Die Menschenrechte gelten für alle Menschen. (© picture-alliance, blickwinkel/Samot)

Vor 66 Jahren haben die Mitgliedstaaten der Vereinten Nationen die Interner Link: Allgemeine Erklärung der Menschenrechte verabschiedet. Wie hat sich die Situation der Menschenrechte seitdem verändert?

Die Entwicklung der Menschenrechte verläuft nicht geradlinig und ist nicht vor Rückschlägen gefeit. Vor dem Hintergrund anhaltenden, wiederkehrenden und neuen Unrechts müssen die Menschenrechte ständig aufs Neue verteidigt, eingefordert und erstritten werden. Dementsprechend stellt sich die Lage der Menschenrechte im Länder- und Zeitvergleich sehr unterschiedlich dar. Positiv zu vermerken ist, dass sich, ausgehend von der Allgemeinen Erklärung der Menschenrechte, der internationale Menschenrechtsschutz erheblich ausdifferenzierte. Er brachte eine Reihe wichtiger internationaler Menschenrechtsabkommen hervor.
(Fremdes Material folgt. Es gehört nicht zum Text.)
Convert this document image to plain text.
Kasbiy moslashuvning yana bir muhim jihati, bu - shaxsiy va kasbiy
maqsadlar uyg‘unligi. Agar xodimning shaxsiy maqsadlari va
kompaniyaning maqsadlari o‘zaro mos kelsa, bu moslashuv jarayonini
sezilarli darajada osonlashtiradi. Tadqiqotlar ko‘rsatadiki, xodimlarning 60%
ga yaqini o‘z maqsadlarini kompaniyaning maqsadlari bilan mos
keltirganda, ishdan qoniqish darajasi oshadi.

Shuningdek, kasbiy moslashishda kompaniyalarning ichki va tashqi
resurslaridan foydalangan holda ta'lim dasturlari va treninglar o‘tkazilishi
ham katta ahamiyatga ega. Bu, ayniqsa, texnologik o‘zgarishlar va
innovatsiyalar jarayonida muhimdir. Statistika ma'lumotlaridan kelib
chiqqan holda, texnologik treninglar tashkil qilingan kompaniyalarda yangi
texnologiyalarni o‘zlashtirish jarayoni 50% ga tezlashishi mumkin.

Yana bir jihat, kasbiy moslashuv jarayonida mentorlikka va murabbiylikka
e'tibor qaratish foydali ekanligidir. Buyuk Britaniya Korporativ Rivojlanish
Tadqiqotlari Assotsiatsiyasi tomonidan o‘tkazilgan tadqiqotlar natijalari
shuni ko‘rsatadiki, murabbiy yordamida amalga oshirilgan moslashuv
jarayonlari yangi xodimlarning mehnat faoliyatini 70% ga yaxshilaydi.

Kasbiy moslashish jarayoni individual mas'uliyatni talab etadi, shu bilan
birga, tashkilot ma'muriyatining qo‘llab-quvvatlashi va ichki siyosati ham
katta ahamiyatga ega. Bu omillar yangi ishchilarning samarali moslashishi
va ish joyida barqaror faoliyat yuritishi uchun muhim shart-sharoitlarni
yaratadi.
Dadurch wurden besonders "verletzliche" Gruppen wie Frauen, Kinder, Menschen mit Behinderung oder Arbeitsmigranten geschützt. Zugleich erstarkten und vernetzten sich weltweit nicht-staatliche Organisationen, um Verfolgung, Unterdrückung, Diskriminierung, Ausbeutung und Not anzuprangern und sich für die bürgerlichen, politischen, wirtschaftlichen, sozialen und kulturellen Menschenrechte einzusetzen.

Freedom House klassifiziert die Staaten der Welt in freie, unfreie und teilweise freie Länder. Welche Trends werden hier sichtbar?

Der Freedom House-Index misst vor allem die Interner Link: bürgerlichen und politischen Rechte und ist damit ein – wenn auch grober – Indikator für die Entwicklung einer liberalen Demokratie. Demgemäß bilden die Daten insbesondere die Fort- und Rückschritte der Demokratisierungsprozesse in den verschiedenen Weltregionen ab. Dabei zeigt sich, dass gerade in vielen Staaten Afrikas, des Nahen Ostens und Zentral- und Südostasiens die Demokratie nicht Einzug gehalten hat. Auch der "Arabische Frühling" mündete – trotz der Fortschritte in Tunesien – bislang nicht flächendeckend in die Etablierung von Demokratien und die uneingeschränkte Achtung von Menschenrechten.

Klicken Sie auf das Bild, um die interaktive Karte zu öffnen. (© bpb)

In welchen Ländern hat sich die Lage in den vergangenen Jahren verschlechtert?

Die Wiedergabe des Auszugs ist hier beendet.